A hoodlum throws a stone vertically downward with an initial speed v0 from the roof of a building, a height h above the ground. (a) How long does it take the stone to reach the ground? (b) What is the speed of the stone at impact? Give your answers in terms of the given variables and g.
To answer these questions, we can use the equations of motion for freely falling objects.
(a) How long does it take the stone to reach the ground?
The motion of the stone is in the vertical direction, and the only force acting on it is gravity. We can use the equation of motion for free fall:
h = v0t + (1/2)gt^2
Where:
h = height of the building
v0 = initial velocity of the stone (downward)
t = time taken to reach the ground
g = acceleration due to gravity (approximately 9.8 m/s^2)
Since the stone is being thrown downward, the initial velocity v0 will be negative.

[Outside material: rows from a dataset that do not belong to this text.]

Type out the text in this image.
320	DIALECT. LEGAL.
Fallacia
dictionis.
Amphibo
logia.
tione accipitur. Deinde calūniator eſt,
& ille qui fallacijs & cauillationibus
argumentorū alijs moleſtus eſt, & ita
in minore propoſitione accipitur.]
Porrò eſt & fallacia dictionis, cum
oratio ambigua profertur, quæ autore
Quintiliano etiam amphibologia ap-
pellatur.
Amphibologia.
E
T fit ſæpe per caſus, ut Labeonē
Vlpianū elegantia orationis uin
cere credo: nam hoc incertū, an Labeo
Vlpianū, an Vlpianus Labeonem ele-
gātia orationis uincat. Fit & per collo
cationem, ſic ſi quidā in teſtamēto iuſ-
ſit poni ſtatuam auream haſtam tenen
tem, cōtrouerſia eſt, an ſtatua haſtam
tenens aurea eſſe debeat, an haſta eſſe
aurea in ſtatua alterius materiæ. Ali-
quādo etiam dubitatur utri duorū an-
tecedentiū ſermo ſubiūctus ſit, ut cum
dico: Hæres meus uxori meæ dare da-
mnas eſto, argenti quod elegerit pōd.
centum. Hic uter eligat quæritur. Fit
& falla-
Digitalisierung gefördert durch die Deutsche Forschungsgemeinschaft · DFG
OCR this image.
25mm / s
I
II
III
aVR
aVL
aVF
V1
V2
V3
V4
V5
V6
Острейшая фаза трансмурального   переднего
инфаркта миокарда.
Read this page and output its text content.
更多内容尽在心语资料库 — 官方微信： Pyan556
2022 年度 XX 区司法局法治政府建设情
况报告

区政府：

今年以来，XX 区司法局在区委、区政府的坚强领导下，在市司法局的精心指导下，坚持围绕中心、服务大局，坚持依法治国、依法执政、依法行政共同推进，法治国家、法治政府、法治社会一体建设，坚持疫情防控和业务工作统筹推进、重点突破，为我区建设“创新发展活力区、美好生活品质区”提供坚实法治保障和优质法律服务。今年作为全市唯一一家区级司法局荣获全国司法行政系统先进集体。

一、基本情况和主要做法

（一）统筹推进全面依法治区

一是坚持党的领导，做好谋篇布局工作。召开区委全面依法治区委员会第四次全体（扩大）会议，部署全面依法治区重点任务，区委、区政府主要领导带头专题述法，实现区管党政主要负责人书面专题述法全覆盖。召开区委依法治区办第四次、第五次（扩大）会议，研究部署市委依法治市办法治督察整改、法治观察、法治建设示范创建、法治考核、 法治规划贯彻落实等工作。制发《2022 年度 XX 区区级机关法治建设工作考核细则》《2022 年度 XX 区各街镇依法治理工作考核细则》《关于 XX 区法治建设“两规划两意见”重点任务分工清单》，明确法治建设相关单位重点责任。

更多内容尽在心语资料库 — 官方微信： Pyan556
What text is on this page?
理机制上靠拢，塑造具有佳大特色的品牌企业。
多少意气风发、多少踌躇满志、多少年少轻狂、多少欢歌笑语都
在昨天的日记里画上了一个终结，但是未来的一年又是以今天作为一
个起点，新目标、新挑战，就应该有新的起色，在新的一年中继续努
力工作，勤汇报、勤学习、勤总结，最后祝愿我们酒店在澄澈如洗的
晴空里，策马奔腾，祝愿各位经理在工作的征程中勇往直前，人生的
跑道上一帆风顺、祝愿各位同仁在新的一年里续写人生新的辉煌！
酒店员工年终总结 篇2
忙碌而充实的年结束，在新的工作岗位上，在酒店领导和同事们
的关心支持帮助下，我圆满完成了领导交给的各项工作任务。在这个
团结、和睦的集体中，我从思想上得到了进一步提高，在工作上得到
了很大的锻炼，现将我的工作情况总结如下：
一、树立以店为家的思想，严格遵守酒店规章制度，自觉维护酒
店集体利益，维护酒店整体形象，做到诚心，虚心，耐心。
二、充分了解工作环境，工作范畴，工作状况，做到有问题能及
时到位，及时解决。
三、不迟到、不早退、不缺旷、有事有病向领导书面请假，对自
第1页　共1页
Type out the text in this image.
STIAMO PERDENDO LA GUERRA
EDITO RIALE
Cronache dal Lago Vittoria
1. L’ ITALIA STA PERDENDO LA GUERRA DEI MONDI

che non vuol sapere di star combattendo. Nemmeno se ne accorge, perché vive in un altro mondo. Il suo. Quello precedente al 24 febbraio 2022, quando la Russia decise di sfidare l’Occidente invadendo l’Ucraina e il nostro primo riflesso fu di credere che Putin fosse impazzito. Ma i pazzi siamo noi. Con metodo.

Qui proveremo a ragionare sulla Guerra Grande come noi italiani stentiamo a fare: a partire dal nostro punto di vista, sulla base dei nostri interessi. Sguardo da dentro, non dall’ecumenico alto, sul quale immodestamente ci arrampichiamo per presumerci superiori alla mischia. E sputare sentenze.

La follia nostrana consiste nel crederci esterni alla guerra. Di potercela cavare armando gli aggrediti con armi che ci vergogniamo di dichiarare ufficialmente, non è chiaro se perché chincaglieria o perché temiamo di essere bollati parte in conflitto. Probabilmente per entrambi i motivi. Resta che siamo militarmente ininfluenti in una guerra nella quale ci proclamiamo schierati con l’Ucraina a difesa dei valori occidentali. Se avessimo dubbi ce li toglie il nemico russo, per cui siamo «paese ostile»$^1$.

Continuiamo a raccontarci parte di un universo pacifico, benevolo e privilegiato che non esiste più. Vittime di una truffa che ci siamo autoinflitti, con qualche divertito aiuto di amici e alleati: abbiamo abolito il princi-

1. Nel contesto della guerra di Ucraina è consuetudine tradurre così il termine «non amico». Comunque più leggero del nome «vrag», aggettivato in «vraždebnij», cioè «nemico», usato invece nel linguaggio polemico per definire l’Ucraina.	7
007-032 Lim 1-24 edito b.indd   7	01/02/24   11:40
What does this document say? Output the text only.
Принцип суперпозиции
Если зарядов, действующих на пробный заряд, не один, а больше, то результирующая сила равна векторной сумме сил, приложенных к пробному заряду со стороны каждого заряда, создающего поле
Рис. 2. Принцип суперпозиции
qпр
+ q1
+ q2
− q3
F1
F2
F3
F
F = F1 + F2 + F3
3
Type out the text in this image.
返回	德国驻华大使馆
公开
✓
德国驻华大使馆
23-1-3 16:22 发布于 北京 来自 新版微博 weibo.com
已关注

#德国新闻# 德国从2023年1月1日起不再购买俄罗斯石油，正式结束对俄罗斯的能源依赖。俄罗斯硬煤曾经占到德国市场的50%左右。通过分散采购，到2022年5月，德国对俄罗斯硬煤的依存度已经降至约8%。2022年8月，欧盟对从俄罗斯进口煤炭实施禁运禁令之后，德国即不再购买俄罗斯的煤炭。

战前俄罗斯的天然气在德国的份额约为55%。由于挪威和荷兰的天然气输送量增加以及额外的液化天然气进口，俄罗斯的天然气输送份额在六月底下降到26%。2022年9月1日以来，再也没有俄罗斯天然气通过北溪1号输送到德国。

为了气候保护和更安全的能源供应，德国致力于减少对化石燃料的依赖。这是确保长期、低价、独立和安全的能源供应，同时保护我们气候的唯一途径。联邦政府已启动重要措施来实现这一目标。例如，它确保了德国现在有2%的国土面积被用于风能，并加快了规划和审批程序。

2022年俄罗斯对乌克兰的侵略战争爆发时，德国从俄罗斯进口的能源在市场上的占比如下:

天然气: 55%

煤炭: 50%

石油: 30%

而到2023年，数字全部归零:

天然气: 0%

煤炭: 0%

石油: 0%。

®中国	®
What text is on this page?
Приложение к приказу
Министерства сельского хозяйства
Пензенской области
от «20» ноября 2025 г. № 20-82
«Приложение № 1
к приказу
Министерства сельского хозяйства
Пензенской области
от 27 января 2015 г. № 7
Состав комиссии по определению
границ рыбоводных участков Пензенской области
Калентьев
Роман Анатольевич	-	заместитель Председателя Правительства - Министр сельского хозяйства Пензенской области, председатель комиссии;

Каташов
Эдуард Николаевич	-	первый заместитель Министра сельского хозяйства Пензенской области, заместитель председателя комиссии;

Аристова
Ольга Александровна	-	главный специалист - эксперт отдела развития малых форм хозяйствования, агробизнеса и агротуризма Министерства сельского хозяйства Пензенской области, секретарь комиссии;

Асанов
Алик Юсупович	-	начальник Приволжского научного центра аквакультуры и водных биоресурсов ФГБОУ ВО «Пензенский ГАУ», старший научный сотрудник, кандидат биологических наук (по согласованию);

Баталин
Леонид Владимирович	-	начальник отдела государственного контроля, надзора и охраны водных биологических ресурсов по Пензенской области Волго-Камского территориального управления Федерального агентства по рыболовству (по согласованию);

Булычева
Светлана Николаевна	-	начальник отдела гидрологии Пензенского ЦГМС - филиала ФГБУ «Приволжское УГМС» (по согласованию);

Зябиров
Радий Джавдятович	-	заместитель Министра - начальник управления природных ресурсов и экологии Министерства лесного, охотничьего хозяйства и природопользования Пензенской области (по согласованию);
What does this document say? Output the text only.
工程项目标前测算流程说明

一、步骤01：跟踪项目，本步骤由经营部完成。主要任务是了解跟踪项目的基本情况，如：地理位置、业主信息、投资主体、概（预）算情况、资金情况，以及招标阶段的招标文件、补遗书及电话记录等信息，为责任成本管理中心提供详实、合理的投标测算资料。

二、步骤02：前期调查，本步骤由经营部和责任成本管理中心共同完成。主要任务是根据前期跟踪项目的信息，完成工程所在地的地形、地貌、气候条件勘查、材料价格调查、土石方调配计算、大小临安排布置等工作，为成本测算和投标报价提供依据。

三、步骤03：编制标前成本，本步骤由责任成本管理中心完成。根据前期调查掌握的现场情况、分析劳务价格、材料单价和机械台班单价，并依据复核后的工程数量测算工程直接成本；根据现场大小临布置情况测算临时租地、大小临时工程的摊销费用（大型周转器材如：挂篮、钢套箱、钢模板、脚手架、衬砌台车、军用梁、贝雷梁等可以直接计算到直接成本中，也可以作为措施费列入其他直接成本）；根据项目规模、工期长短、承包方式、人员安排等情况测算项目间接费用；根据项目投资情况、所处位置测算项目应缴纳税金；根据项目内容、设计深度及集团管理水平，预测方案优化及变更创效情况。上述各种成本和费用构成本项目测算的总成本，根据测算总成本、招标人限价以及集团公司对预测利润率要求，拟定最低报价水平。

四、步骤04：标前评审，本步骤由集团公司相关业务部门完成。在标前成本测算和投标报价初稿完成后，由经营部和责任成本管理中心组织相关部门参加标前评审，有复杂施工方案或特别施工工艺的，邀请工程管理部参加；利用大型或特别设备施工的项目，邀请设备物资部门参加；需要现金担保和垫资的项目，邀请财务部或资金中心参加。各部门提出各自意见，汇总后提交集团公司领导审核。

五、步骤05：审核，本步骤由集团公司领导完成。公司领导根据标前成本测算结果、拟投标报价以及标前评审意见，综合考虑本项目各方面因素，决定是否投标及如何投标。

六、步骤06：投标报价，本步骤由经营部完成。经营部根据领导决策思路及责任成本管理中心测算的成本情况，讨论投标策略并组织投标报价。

Therefore, the equation becomes:
h = -v0t + (1/2)gt^2
Rearranging the equation and setting h to zero (as that's when the stone reaches the ground), we can solve for t:
(1/2)gt^2 - v0t = 0
t((1/2)gt - v0) = 0
Either t = 0 or (1/2)gt - v0 = 0
Since the stone is not initially at rest (v0 is not zero), the second equation gives the correct solution:
(1/2)gt - v0 = 0
Simplifying the equation:
gt = 2v0
t = (2v0)/g
So, the time taken for the stone to reach the ground is t = (2v0)/g.
(b) What is the speed of the stone at impact?
The speed of the stone at impact can be found by using the equation of motion:
v = v0 + gt
Substituting v0 = -v0 (since it is moving downward) and t = (2v0)/g, we get:
v = -v0 + g((2v0)/g)
Simplifying the equation:
v = -v0 + 2v0
v = v0
So, the speed of the stone at impact is equal to its initial speed, v0.